楚毅看著神色憔悴的離言,擔憂道:“出什麼事了?”
離言擺擺手,道:“昨天晚上做了個噩夢,不礙事。”
楚毅倒是想再說些什麼,但離言一臉不想多說什麼,他就隻好閉嘴了。
“我們還要去找那人嗎?”
“當然。”
草草吃過早飯後,三人再次出發。
按著天一樓的人告訴他們的路線,一行人趕在午飯之前到了湖水縣。據他們所說,那人會在此地落腳。
縣城裏行人神色匆匆,似是受了很大的驚嚇。
離言一打聽,才知道。這裏鬧鬼了,鬼殺人了,大家都十分害怕。
“你們要是沒什麼要緊事情,還是趁早離開的好。這地方,不安全啊。”說完,那人便匆忙離開了。
“這裏真的有鬼嗎?”楚毅四下裏看了看,一臉緊張道。
“我沒有看到鬼影,也沒有感覺到怨氣。”想到她要找的人可能就在這裏,離言覺得可能真是鬼殺了人。
他們又往前走了走,找了家飯館便進去了。飯點了,店裏客人也極少。看起來,大家是真的很害怕那鬼。
“小二,死的是什麼人?”離言問道。
那小二咽了咽口水,又緊張的看了看四周,小聲說道:“客官,這些咱就不要在店裏說了,小心被那東西聽到。”
“他沒在這裏,聽不到的。”離言溫聲道。
小二瞪大了眼睛看著離言,離言順勢掏出了一塊兒碎銀子放在了桌子上。
“現在可以說了嗎?”
小二四下裏看了看,動作麻利的收下了銀子。
他對著幾人比了個三的手勢,道:“已經死了三個人了。”
離言皺了皺眉,若當真是鬼怪作祟,三個人可是會怨氣衝天了。她竟是一點兒怨氣都沒有瞧見,莫非那人已經將厲鬼收服了?
“第一個死的是春和戲班唱青衣的姑娘,叫曲芳,她臉上被刻了蕩婦二字,死相極慘。第二個是西街的王木匠,他的臉上被刻上了賭鬼二字,而且,雙手還被人折斷了。第三個是富商劉老爺,他背上刻了為富不仁四個大字。”
“厲鬼殺人的消息,是從何時傳出來的?”離言問道。
“戲班子唱了出人鬼情的戲,聽說,班主在開唱前,沒有上香。因此,惹了他們不高興了。”
“那班主還活著嗎?”
“縣太爺覺得班主是殺害青衣的凶手,現如今還在大牢裏關著呢。”
“多謝,你下去吧。”
“好嘞,客觀有事就叫我。”
小二退下後,楚毅忙問道:“真是鬼怪殺人嗎?”
“不好說。不過,隻要我們找到那人,應該就知道是怎麼回事了。”
“你是覺得,他已經把那些東西給收了嗎?”
“不好說。”
吃過午飯後,離言便帶著他二人去了死者家中。
前兩家都說沒有見過白發老者,倒是戲班子裏的人告訴他們,曾經有個白發老人到他們這裏打聽過曲芳的事情,就在昨天傍晚。
“他現在在哪裏?”
“在大牢裏。”
離言一愣,“他為什麼會在大牢?”
“我告訴他班主是看著小芳長大的,他知道的事情比我們都多,所以他就去牢裏看班主去了。”
“為什麼他現在還在大牢裏?”
“他說縣太爺判錯了案子,班主不是殺害小芳的凶手。於是,縣太爺就把他抓進了大牢。”
一旁的楚毅眼角抽搐的厲害,一縣之主竟因為這般原因,就將無辜之人抓進大牢,這可真是……讓他大開眼界啊。

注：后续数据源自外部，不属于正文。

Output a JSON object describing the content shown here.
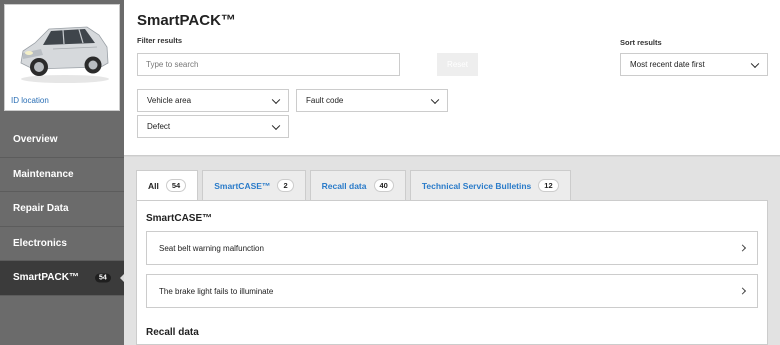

“其實,也不完全是因為這個。如今縣裏的人正因為鬼魂殺人一事,人心惶惶,他又說看到了小芳的魂魄,確實挺嚇人的。縣太爺把他關起來,許是因為這個。”
楚毅看向離言,離言道:“我們得去見見他了。”
有錢能使鬼推磨,給了錢後,獄卒很快就帶離言去見了那老者。
他在牢裏過的還不錯,認真來說,他還挺開心的。原本鋪在床上的稻草,被他紮成了三個小人,他正在跟那些小人講故事呢。
“月老頭,有人來看你了。”
月淼抬頭看向離言,他的眼睛一下子瞪的老大了。匆忙從地上爬了起來,走到欄杆旁。認真打量了離言一番。
“你怎麼還會活著呢?”他一臉疑惑道。